Sun Sights: Easier Then The Sextant

The Heliostat's
designer has
received a
U.K. patent
for the device.


Ted Atherton, from the town of Wigan, England, ia a physicist dedicated to the process of simplification. He decided that traditional sextants are complicated, time-consuming, aggravating to use, and require the cooperation of sky and horizon. Resolved to build a better mousetrap, he spent a few hours at his kitchen table utilizing whatever materials came to hand and built an instrument he calls a heliostat, for which he's acquired a patent in England. As we stood aboard a square-rigged tea clipper off Tenerife, in the Canaries, he used his device to quickly determine the lat/long of our location

The heliostat requires no view of the horizon and only a quick glimpse of the sun to determine its elevation. It's especially useful when the sun is popping in and out of cloud cover. Anyone can be taught to use one in about a minute.

According to Ted, it's made from two semicircular sheets of plastic placed three millimeters apart. Each sheet has a blackened inner surface. One of the quadrants has an angular engraving that the sailor orients away from the sun when using the heliostat.

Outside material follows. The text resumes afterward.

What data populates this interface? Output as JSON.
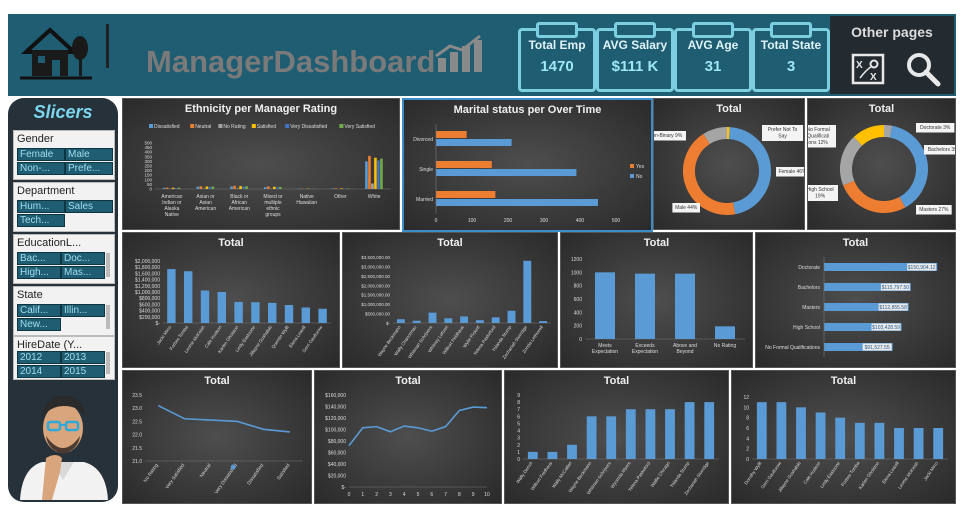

The elevation diagram shows how incoming sunlight enters the narrow space between the two blackened circular plates. A very narrow beam of sunlight encounters a small mirror in the center of the blackened base strip between the two plates. This small beam of sunlight, not absorbed by the blackened surfaces, is reflected by the mirror and exits the angularly calibrated section of the assembly, where it can be read without viewing the solar image directly. The heliostat is leveled by a pair of weighted gimbals or by a small, powered gyroscope.